Снова в кухню вбежала мать. Она была сама не своя и кричала, что нельзя, что так можно убить мальчика. Она была изгнана, изгнана твердо и быстро, и заперта — на ключ — в конторе, где стоял удивительный стульчик — он крутился на витой ножке — и где висели полки, на которых помещалась библия, Юхан Арендт и много таких же книг — книг, наполнявших его ужасом, книг, созданных в том месте, которого он всего больше боялся, — созданных на самих небесах. А на небесах было примерно так же, как у них дома по воскресеньям.
Будни отец проводил обычно в хлопотах, и ему было не до детей. Между ним и детьми была в будни защитная среда — девушки, работники. Они, правда, имели обыкновение в угрозах ссылаться на «самого», но угрозы так и оставались пустыми словами. Потому что они тоже этого «самого» боялись.

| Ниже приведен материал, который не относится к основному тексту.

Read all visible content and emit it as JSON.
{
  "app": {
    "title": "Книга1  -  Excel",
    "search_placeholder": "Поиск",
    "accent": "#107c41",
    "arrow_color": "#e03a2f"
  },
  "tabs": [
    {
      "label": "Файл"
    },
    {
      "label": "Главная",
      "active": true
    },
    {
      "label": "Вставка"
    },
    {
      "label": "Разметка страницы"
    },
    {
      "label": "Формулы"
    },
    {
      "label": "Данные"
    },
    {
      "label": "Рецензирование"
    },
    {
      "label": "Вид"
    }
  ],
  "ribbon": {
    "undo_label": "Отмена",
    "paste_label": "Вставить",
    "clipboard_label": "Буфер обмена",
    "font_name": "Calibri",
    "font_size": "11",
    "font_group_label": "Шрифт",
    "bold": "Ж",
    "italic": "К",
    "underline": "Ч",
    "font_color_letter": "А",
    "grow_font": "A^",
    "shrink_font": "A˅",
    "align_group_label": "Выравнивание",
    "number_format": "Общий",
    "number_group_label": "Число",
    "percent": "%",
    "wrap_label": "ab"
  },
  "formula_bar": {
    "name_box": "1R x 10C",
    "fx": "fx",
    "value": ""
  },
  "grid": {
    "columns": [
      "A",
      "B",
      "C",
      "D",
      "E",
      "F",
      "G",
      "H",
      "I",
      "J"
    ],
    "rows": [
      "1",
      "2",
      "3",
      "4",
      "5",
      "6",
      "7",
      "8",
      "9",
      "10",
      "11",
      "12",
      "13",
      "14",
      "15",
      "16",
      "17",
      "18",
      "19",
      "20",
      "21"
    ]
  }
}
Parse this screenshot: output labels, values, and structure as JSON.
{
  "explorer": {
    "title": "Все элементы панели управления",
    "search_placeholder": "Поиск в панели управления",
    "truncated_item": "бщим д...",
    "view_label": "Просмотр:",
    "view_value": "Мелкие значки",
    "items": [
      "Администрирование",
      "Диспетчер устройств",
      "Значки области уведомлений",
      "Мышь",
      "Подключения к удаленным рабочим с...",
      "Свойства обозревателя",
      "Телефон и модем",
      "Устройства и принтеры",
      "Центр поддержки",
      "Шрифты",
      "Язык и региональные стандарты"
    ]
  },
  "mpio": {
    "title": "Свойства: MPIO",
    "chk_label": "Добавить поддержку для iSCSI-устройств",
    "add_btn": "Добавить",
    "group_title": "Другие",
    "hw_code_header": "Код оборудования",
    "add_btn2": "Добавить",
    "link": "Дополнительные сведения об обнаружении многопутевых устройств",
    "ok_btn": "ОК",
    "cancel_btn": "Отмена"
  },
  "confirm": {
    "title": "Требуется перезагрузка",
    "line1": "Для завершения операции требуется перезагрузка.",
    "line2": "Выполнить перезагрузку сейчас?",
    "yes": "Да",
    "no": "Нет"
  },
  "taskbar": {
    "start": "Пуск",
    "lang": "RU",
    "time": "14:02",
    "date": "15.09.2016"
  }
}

По воскресеньям же времени у отца было вдоволь. Тогда он мог заняться детьми. И он ими занимался. Молитвы и псалмопенья затягивались, зуботычины сыпались щедрей.
Он был еще мал и не научился сомневаться в том, что слышит. Он верил в отцовского бога и в отцовские небеса. Но он составил себе об этих вещах собственное мнение. На небесах каждый день было воскресенье. И был там другой отец, еще больше и сильней его отца, и он махал плеткой и раздавал зуботычины. И все всякий день сходились в церковь, и бог не миловал того, кто сидел не на своем месте за столом или забывал сложить руки, когда бог читал молитву. Вечерами же иногда праведникам разрешалось позабавиться, сидя у края преисподней и слушая стоны грешников. И тогда они подталкивали друг дружку в бок и шептались: «А тем-то, видать, еще хуже!»
Ну так вот, мать заперли в комнате с книгами. А он получил третью порцию розог. Он уже не мог кричать, только тоненько сипел. Вот тогда-то на плетке стала выступать кровь. Кровь, которая прошла сквозь рубашку. Он увидел это, когда отец повесил плетку на гвоздь, собираясь обедать. Он повесил наказующую лозу и сказал: подумай-ка хорошенько, пока я обедаю. И ушел. В кухне была мертвая тишина, хотя там хватало народу — две девушки, работник и еще мальчишка-пастух с хутора. И — ни звука. Воскресная тишина была в кухне.
Отец вышел, отпер контору, вывел оттуда мать. Дом был гулкий. Он слышал каждый шаг.